The mothers' belief that boys are more troublesome may be linked to their developing more behavioural problems than girls. Research presented at the society's developmental section conference in Oxford found mothers were more sensitive towards girl babies, while boys experienced more restrictions.

Looking at 55 babies at three, five, eight and 14 months, Liz Connors, from the University of Central Lancashire, studied the mothers caring for their children and their responses to their baby crying. Boys were fussier than girls as early as three months and were perceived as more temperamentally difficult. But male babies who had bonded well with their mother were more adaptable and less unpredictable. Few differences were seen in the behaviour of girl and boy babies themselves, except that girls tended to show more active play by the age of 14 months.

But when both sexes showed difficult behaviour, mothers responded in a negative way to boys and a positive way to girls. At three and a half months, mothers of boys tended to focus their attention on objects rather than themselves, compared with mothers and daughters. Mothers were also more sensitive towards girls.

Dr Connors said the consequences of the less secure attachment between mothers and sons could lead to "a greater likelihood of boys developing behavioural problems later in life".

The Society was told that soldiers of the future will not need heavy radios, navigation aids and power packs. In 30 years they will have chips in their heads which work out their location from positioning satellites and be able to communicate directly with their command posts - all the while powered by their shoes.

Utah University researchers have already given rudimentary vision to people with retinal damage by linking chips and cameras to their brains with wireless links. Peter Thomas, professor of computing at the University of the West of England, said such advances meant creation of cyborgs (humans integrated with microprocessors) was not far off. "The first use will be in the military and then the disabled and then people who want them by choice."

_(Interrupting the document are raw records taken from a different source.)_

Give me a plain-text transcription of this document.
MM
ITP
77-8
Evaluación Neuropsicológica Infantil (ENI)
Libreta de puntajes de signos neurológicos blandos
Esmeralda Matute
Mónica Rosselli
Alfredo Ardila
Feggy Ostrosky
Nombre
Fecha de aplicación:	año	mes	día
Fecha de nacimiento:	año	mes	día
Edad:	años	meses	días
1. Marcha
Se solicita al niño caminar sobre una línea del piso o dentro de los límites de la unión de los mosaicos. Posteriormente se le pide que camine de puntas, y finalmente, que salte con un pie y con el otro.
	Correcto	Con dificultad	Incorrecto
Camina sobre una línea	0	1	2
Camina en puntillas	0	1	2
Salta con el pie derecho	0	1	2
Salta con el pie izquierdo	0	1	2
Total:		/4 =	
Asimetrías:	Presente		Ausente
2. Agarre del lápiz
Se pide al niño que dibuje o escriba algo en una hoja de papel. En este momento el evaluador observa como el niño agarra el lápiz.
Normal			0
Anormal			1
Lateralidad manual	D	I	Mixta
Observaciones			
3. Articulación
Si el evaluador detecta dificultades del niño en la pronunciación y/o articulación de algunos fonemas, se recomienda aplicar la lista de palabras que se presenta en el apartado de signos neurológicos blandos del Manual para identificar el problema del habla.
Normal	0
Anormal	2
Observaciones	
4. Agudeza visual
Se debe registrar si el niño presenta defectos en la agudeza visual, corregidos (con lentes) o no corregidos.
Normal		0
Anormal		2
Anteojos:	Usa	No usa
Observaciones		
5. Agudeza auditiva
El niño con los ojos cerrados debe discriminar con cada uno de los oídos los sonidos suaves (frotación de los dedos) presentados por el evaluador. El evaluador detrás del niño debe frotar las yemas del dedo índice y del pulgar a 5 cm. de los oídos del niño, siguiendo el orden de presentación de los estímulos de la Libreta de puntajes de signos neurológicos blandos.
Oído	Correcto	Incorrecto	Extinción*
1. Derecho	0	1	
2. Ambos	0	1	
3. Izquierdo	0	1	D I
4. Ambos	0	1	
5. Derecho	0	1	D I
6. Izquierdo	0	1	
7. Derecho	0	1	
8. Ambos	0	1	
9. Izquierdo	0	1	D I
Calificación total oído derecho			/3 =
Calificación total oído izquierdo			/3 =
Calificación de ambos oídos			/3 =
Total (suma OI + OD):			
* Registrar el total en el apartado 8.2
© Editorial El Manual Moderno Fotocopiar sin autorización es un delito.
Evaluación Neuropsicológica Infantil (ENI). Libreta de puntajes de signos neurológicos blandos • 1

"Wearable computers" are already reality. "The Massachusetts Institute of Technology has a system which has all the computing components you need for a PC but which you can wear."

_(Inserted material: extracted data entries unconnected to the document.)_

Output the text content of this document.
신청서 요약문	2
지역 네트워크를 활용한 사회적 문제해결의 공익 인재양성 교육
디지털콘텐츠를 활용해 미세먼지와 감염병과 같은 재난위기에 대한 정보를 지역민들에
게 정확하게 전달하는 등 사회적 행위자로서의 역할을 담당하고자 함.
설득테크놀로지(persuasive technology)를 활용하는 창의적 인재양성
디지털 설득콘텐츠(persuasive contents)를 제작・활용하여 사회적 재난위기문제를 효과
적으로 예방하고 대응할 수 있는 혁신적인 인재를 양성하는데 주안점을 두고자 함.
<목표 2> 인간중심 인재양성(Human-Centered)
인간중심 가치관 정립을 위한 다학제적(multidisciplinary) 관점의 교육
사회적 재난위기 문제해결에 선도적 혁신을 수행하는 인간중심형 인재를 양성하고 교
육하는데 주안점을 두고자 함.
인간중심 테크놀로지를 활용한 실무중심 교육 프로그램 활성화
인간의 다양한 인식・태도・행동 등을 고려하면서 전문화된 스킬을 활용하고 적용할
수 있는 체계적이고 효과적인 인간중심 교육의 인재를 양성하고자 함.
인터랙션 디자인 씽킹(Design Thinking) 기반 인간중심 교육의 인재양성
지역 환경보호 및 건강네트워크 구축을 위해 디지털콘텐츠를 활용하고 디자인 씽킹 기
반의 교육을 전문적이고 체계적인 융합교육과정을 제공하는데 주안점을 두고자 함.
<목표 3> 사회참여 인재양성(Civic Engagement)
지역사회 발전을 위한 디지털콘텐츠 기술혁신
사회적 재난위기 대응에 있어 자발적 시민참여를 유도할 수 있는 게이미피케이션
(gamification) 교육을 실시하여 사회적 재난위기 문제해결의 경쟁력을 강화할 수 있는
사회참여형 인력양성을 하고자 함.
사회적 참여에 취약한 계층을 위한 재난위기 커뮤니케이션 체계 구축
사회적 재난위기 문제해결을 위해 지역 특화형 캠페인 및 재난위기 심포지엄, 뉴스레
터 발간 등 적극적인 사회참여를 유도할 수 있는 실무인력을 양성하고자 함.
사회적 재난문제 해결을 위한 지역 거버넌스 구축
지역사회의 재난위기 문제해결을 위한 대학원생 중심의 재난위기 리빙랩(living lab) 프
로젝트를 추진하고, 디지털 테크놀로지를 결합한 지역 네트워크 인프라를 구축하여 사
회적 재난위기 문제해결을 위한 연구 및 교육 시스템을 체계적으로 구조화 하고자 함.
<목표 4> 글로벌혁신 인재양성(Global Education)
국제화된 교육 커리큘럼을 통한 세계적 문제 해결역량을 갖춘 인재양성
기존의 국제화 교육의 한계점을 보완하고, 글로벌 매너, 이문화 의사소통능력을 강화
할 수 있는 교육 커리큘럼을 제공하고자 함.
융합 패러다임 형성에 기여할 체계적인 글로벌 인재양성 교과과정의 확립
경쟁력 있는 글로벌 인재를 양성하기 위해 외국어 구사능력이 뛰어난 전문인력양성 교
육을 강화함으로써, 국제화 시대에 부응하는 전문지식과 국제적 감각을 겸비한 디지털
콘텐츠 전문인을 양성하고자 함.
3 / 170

In future, we will not have to carry a laptop or log into a computer on our desk, said the professor. "The idea is that you carry the computing power that you need on your body."

This will lead to the idea of computers as fashion: "In Hong Kong, people all have mobile phones and pagers, and the two are connected. Philips in the Netherlands is developing T-shirts with built-in circuits which can play music, so you might put on your hip-hop T-shirt one day and your heavy-metal T-shirt the next."

The shirts pass further tests - they are washable and draw power from body movement, with piezo-electric inserts in shoes which generate power with every step.

"It would mean that rather than having to drop a soldier with a huge backpack, they could go into battle almost naked," said Professor Thomas.